It's true: senators who firmly believe health care reform will land us in the soup have gotten in backwards. Is this a result of their inability to pay attention, or is it simply a political decision to oppose health care reform, no matter what? Probably a mix. Between venality and not paying attention, many centrist-in-quotes senators have joined the right in betraying all of us.
Paul Krugman sees real economic dangers in their actions. If we don't have health reform, we're going to have enormous deficits.
Long-term fiscal projections for the United States paint a grim picture. Unless there are major policy changes, expenditure will consistently grow faster than revenue, eventually leading to a debt crisis.
What’s behind these projections? An aging population, which will raise the cost of Social Security, is part of the story. But the main driver of future deficits is the ever-rising cost of Medicare and Medicaid. If health care costs rise in the future as they have in the past, fiscal catastrophe awaits.
You might think, given this picture, that extending coverage to those who would otherwise be uninsured would exacerbate the problem. But you’d be wrong...
How so? Because enlarging the pool of insured to include younger, healthier people adds revenue.

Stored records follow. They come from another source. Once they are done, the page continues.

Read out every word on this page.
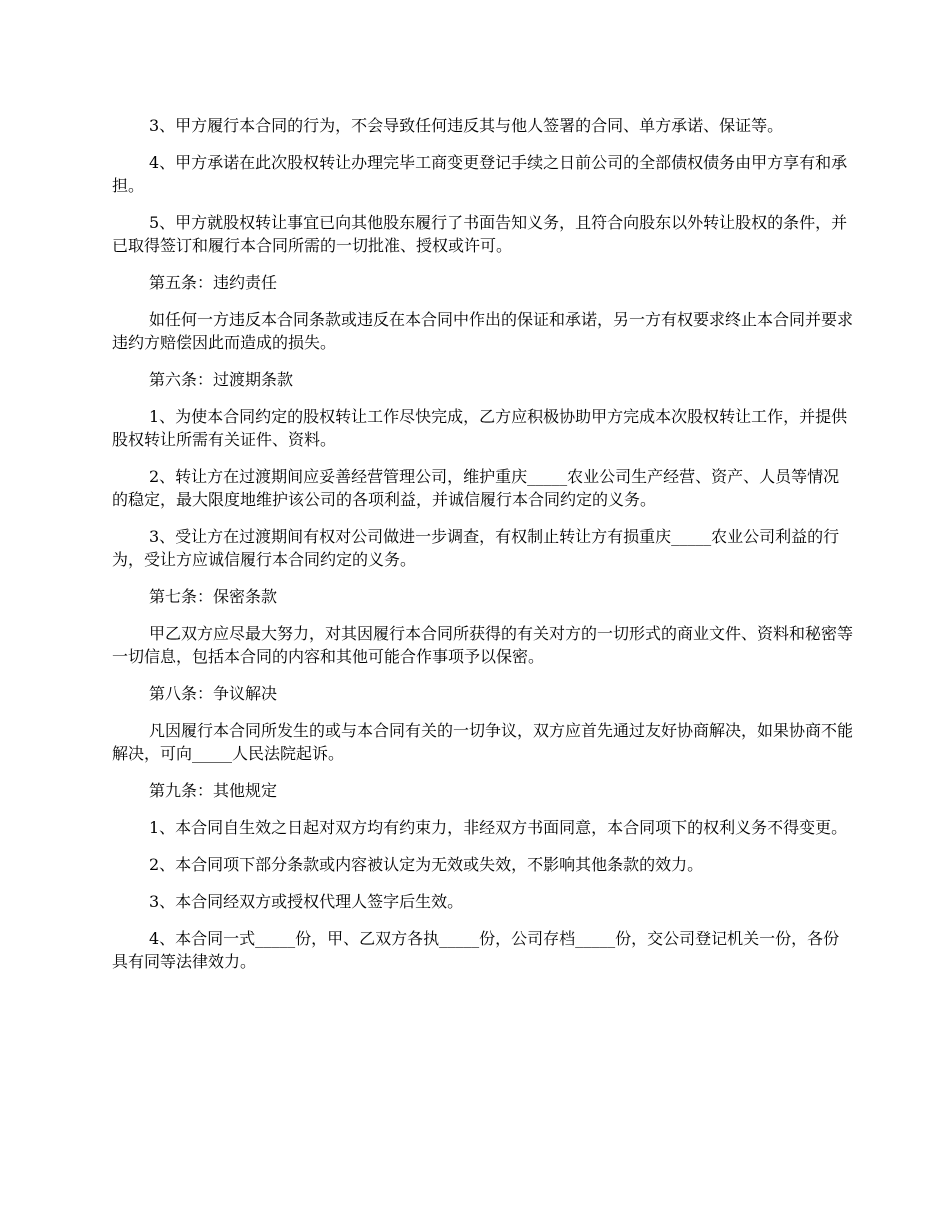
3、甲方履行本合同的行为，不会导致任何违反其与他人签署的合同、单方承诺、保证等。

4、甲方承诺在此次股权转让办理完毕工商变更登记手续之日前公司的全部债权债务由甲方享有和承担。

5、甲方就股权转让事宜已向其他股东履行了书面告知义务，且符合向股东以外转让股权的条件，并已取得签订和履行本合同所需的一切批准、授权或许可。

第五条：违约责任

如任何一方违反本合同条款或违反在本合同中作出的保证和承诺，另一方有权要求终止本合同并要求违约方赔偿因此而造成的损失。

第六条：过渡期条款

1、为使本合同约定的股权转让工作尽快完成，乙方应积极协助甲方完成本次股权转让工作，并提供股权转让所需有关证件、资料。

2、转让方在过渡期间应妥善经营管理公司，维护重庆_____农业公司生产经营、资产、人员等情况的稳定，最大限度地维护该公司的各项利益，并诚信履行本合同约定的义务。

3、受让方在过渡期间有权对公司做进一步调查，有权制止转让方有损重庆_____农业公司利益的行为，受让方应诚信履行本合同约定的义务。

第七条：保密条款

甲乙双方应尽最大努力，对其因履行本合同所获得的有关对方的一切形式的商业文件、资料和秘密等一切信息，包括本合同的内容和其他可能合作事项予以保密。

第八条：争议解决

凡因履行本合同所发生的或与本合同有关的一切争议，双方应首先通过友好协商解决，如果协商不能解决，可向_____人民法院起诉。

第九条：其他规定

1、本合同自生效之日起对双方均有约束力，非经双方书面同意，本合同项下的权利义务不得变更。

2、本合同项下部分条款或内容被认定为无效或失效，不影响其他条款的效力。

3、本合同经双方或授权代理人签字后生效。

4、本合同一式_____份，甲、乙双方各执_____份，公司存档_____份，交公司登记机关一份，各份具有同等法律效力。
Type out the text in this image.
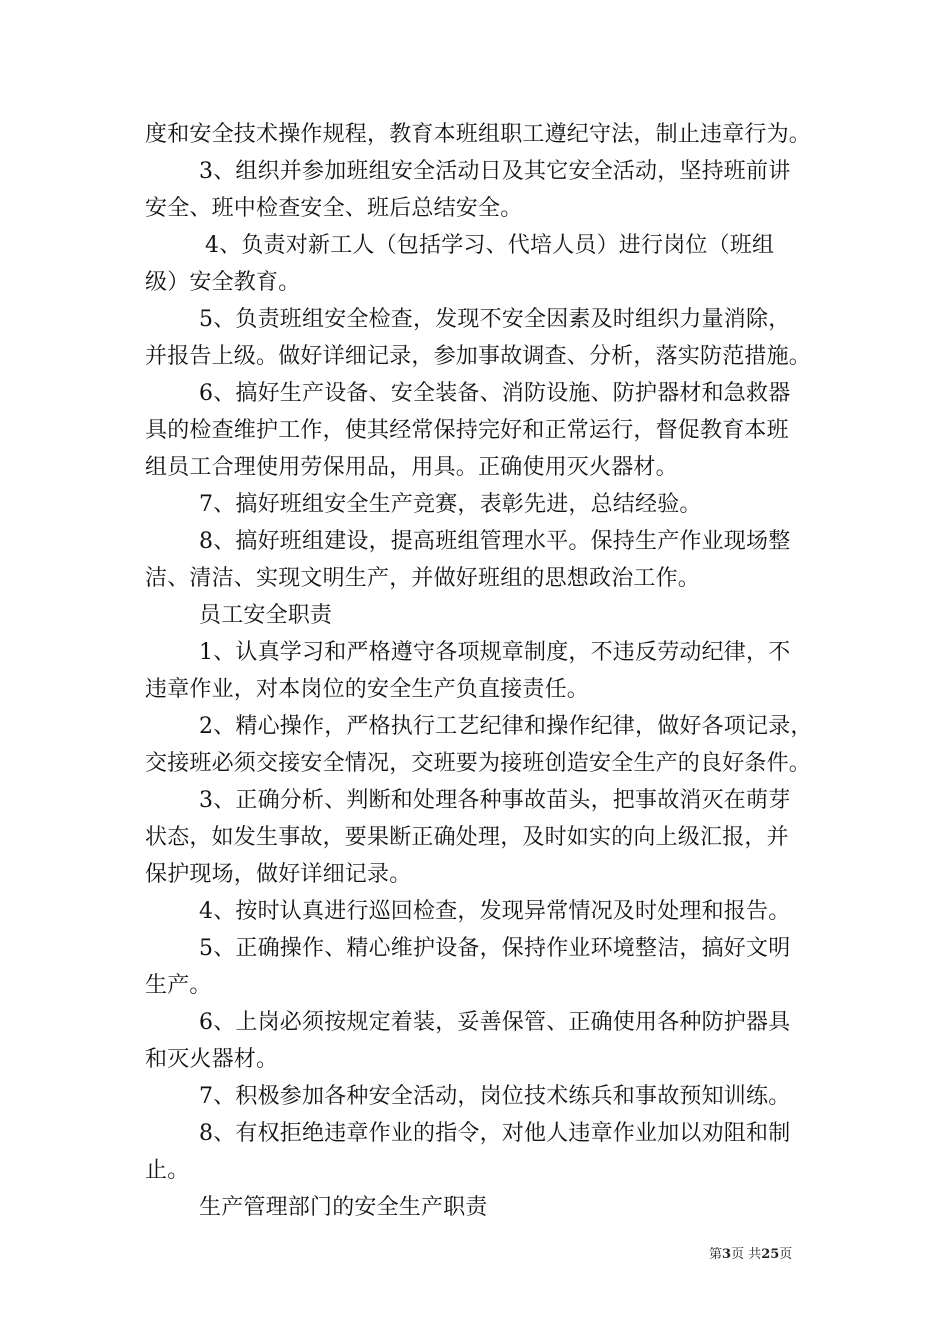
度和安全技术操作规程，教育本班组职工遵纪守法，制止违章行为。
3、组织并参加班组安全活动日及其它安全活动，坚持班前讲
安全、班中检查安全、班后总结安全。
4、负责对新工人（包括学习、代培人员）进行岗位（班组
级）安全教育。
5、负责班组安全检查，发现不安全因素及时组织力量消除，
并报告上级。做好详细记录，参加事故调查、分析，落实防范措施。
6、搞好生产设备、安全装备、消防设施、防护器材和急救器
具的检查维护工作，使其经常保持完好和正常运行，督促教育本班
组员工合理使用劳保用品，用具。正确使用灭火器材。
7、搞好班组安全生产竞赛，表彰先进，总结经验。
8、搞好班组建设，提高班组管理水平。保持生产作业现场整
洁、清洁、实现文明生产，并做好班组的思想政治工作。
员工安全职责
1、认真学习和严格遵守各项规章制度，不违反劳动纪律，不
违章作业，对本岗位的安全生产负直接责任。
2、精心操作，严格执行工艺纪律和操作纪律，做好各项记录，
交接班必须交接安全情况，交班要为接班创造安全生产的良好条件。
3、正确分析、判断和处理各种事故苗头，把事故消灭在萌芽
状态，如发生事故，要果断正确处理，及时如实的向上级汇报，并
保护现场，做好详细记录。
4、按时认真进行巡回检查，发现异常情况及时处理和报告。
5、正确操作、精心维护设备，保持作业环境整洁，搞好文明
生产。
6、上岗必须按规定着装，妥善保管、正确使用各种防护器具
和灭火器材。
7、积极参加各种安全活动，岗位技术练兵和事故预知训练。
8、有权拒绝违章作业的指令，对他人违章作业加以劝阻和制
止。
生产管理部门的安全生产职责
第3页 共25页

And because the proposed legislation includes reforms of Medicare and Medicaid, the two programs which are costing the most.
The health care economists I respect are seriously impressed by the cost-control measures in the Senate bill, which include efforts to improve incentives for cost-effective care, the use of medical research to guide doctors toward treatments that actually work, and more. This is “the best effort anyone has made,” says Jonathan Gruber of the Massachusetts Institute of Technology. A letter signed by 23 prominent health care experts — including Mark McClellan, who headed Medicare under the Bush administration — declares that the bill’s cost-control measures “will reduce long-term deficits.”
The fact that we’re seeing the first really serious attempt to control health care costs as part of a bill that tries to cover the uninsured seems to confirm what would-be reformers have been saying for years: The path to cost control runs through universality.
Today, the theme of this blog seems to be, "They're not listening." That's undoubtedly true of many members of the Senate. The only thing we don't know is how much of that is sheer bull-headedness and how much is a result of their ties to lobbyists for whom the bankruptcy of America isn't a problem as long as their own revenues keep pouring in.